In the remainder of this chapter, we describe the LSST project, the survey strategy, and the data 
products that wiU be dehvered by the project. We give an overview of DE science, with a focus on 
the theoretical challenges to understanding the accelerating expansion of the Universe and the types 
of measurements that are needed to distinguish between competing hypotheses. We summarize 
precursor imaging, spectroscopic, and time-domain surveys that are relevant to DE science and are 
expected to have mapped parts of the sky to various redshift depths by 2020 - "Stage III" projects 
in the parlance of the DETF. We conclude this chapter with an assessment of the gains that the 
LSST will bring not only in the DE figure of merit defined by the DETF, but also in mitigating 
systematic uncertainties through the statistical power and combination of probes provided by the 
LSST. 

In Chapter 2, we describe in more detail the need for the LSST Dark Energy Science Collaboration, 
introduce the minimal governance structure that is being used to get the DESC off the ground, 
and present the general structure of the work plan for the next three years. 

In Chapter 3, we describe the major analyses and the primary sources of systematic uncertainties 
for each DE probe. We describe the technical tools and framework that will be necessary to fully 
address DE science with the LSST in Chapter 4. 

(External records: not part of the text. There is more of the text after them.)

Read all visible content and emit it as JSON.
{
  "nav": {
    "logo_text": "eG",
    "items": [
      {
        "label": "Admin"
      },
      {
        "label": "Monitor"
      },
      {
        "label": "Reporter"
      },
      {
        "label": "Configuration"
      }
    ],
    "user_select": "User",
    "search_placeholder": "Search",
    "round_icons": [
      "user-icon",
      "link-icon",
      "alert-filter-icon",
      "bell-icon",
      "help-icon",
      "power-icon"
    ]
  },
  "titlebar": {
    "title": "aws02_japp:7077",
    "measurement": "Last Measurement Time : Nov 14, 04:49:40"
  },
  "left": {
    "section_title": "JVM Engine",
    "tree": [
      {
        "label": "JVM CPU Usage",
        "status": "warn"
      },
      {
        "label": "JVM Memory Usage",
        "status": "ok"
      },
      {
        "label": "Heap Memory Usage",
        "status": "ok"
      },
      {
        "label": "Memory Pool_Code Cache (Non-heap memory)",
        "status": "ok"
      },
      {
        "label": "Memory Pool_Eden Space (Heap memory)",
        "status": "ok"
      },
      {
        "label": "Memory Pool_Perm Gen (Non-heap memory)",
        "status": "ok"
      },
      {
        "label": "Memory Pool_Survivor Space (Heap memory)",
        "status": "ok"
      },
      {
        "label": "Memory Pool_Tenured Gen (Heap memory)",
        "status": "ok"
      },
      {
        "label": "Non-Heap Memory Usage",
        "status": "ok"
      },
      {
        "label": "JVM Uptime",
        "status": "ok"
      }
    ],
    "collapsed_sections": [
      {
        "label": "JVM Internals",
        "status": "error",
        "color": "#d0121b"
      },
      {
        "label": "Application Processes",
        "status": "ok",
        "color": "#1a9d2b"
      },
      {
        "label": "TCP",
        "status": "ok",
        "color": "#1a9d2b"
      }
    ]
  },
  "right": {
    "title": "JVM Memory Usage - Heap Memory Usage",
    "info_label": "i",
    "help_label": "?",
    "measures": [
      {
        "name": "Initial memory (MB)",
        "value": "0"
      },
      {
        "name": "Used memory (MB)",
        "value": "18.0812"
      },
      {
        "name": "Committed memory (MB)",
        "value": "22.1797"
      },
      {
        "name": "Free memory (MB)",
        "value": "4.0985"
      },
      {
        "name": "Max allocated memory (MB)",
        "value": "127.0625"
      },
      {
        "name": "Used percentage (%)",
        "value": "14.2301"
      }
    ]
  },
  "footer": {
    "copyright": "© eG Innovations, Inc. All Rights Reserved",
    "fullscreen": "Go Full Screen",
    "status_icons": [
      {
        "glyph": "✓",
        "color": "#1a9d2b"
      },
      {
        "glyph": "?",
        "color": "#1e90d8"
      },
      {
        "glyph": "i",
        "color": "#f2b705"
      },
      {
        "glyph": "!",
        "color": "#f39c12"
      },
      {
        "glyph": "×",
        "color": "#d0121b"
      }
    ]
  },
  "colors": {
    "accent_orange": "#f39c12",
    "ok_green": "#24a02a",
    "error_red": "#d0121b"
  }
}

We present a compilation of all time-urgent, high-priority tasks (designated by H) and important 
longer term tasks (designated by LT) in Chapter 5. The tasks are arranged according to the 
DE probes and cross-cutting issues listed above. For each task, we describe the motivation, the 
planned activities, and the expected deliverables. We have identified the important systematic 
uncertainties and have prioritized addressing those that could still inform the final design of the 
project or survey strategy, or for which the systematic uncertainty is unlikely to be addressed by 
Stage III surveys, or for which the systematic is of unknown size or may need new strategies to 
address. 

This White Paper as a whole provides an integrated picture of the DE science analyses we expect 
to tackle with the LSST data set and the extensive preparatory work that must be accomplished 
to fully exploit the statistical power of the LSST data. Our goal in producing this White Paper 
is to assist the funding agencies and reviewers in assessing proposals from individual principal 
investigators who wish to contribute to the investigation of dark energy through the study of 
scientific opportunities with the LSST, and the investigation of dark energy probes with existing 
astronomical data sets as they pertain to understanding and optimizing the potential of the LSST. 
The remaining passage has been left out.